ユーキとしてはせっかくのゲームなのできちんと自分の力で手に入れたもので強くなりたいのだ。


「だが…やはり銅の剣と50ブラッドで魔王を倒して来いなどと言うのは申し訳ない。せめてこの最高名誉勲章だけでも受け取ってはくれないか?。この勲章は大変貴重なダイヤモンドから作られていて…」


「断る。無事に俺たちが魔王を打ち取った暁には、その勲章を受け取りに来るよ」


「そうか…そこまで頑なに受け取らないと言うのならば、私の方で預かっておこう」


「その代わりって言っちゃなんだけど…一つ…いや、二つほどお願いがあるんだが」


「なんだ?申してみよ」


「まず一つは逆さメイドがプレイヤーから分捕ったアイテムやブラッドや装備品を返しておいてもらいたい」


「よかろう、責任を持って元の持ち主に返しておこう。…もう一つのお願いとやらは?」


「逆さメイドを俺に預けて欲しい」


「なに!?逆さメイドをだと!?」


「あんなやつでも一応は仲間だからさ…あいつなしじゃ俺は冒険にすら出かけられないんだ。今度は暴走しないようにちゃんと見てるから、俺に逆さメイドを預けてくれないか?」


「うーむ…あの危険な存在を野放しにするのは…いや、英雄の頼みとならば仕方がない。ユーキを信じて逆さメイドをお主に預けよう。…城で封印するよりもユーキのそばで見張っていた方が安全かもしれないしな」


「ありがとう、恩にきるよ」


国王から逆さメイドこと田中が入った棺桶を受け取ったユーキは早速冒険の旅に出かける準備をした。


棺桶を引きずって城の門まで歩くユーキを国王やアルフィーナや王子のランをはじめとするたくさんの人たちが見送りにやってきた。


「この国を…この世界をありがとう、ユーキ」


アルフィーナはそう言ってユーキに握手を求めた。


「こっちこそ、迷惑をかけてすまなかった」


そう言ってユーキはアルフィーナに握手を返した。


あの恐ろしい逆さメイドを打ち倒し、世界を救った英雄と握手ができたことが余程嬉しかったのか、ユーキとの握手を終えたアルフィーナは近くにいた騎士に興奮気味にその喜びを伝えた。


そんなアルフィーナを尻目に、ランがユーキに一声かけた。


「ユーキさん、僕もいずれはあなたのようになるため、剣術や魔法を磨きます」


「いや、剣術や魔法を磨いても俺みたいにはなれないけどな」


「なるほど!剣や魔法だけでは真の英雄にはなれないということですね!?」


「いや、そういうわけじゃないんだけどなぁ…」


ユーキから大切なこと(?)を教わったランは一人で勝手に興奮していた。そんなランを尻目に、最後に国王(幼女)がユーキに声をかけた。


「必要とあらばいつでも言ってくれ。国を挙げてお主の力となろう」


「ありがとう。困った時は頼りに来るよ」


「うむ。では…世界を頼んだぞ、ユーキ」


その後、ユーキは周りにいたモブ達からも色々な声援をかけられながら旅に出るために皆に背を向けた。
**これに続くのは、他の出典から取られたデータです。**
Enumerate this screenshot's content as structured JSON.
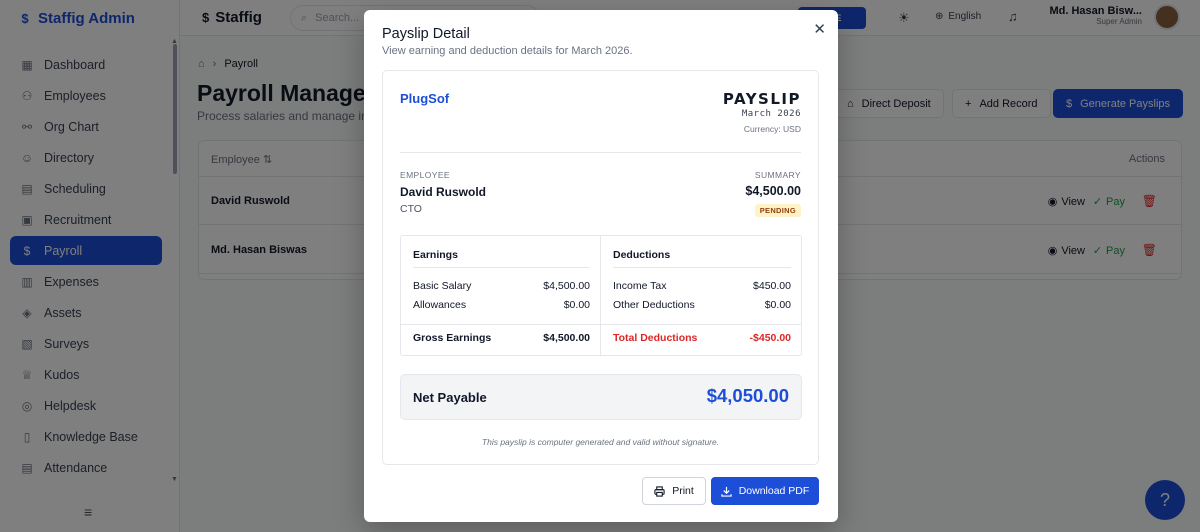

いざ再び冒険へ…と思ったが、その前に田中やシンを蘇らす必要があることに気がついたユーキ。あいにく手持ちには先ほど国王からもらった50ブラッドと銅の剣しかないため、蘇生の費用が足りないし、そもそもシンの入った棺桶がどこにあるかもわからないし、田中を蘇らせても奴隷の指輪の関係で乱数調整をする必要もあると考えたユーキは結局一度全滅して体勢を立て直すことにした。


メニューを開いていつものように自殺用の魔法を数回唱えたユーキは、見送りに来てくれたみんなに親指を立てながら最後にこう言い残した。


「それじゃあみんな…逝って来る」


自殺用の魔法を数回唱えたユーキはMPが尽き果て、全滅扱いとなり、一瞬でその場から姿を消して教会まで転送された。


全滅による転送などという発想のない見送りに来ていた者たちは、ユーキが魔法か何かでどこかにワープしたのだと考えた。


「超上級魔法である転送魔法まで使いこなすとは…さすがは英雄と言ったところだな」


改めてユーキのすごさを勘違いした彼らはこうして、見せかけの英雄のさらなる的外れな噂を広げていったとさ。





おまけ


Q&Aのコーナー


Q、なんで魔王を封印していた壺が割れてたんですか?


A、封印の壺は厳重に保管されているため、大きな地震や災害などが起きない限りは割れたりしないんですけどねぇ…一体誰の仕業なんでしょうかね?(棒読み)。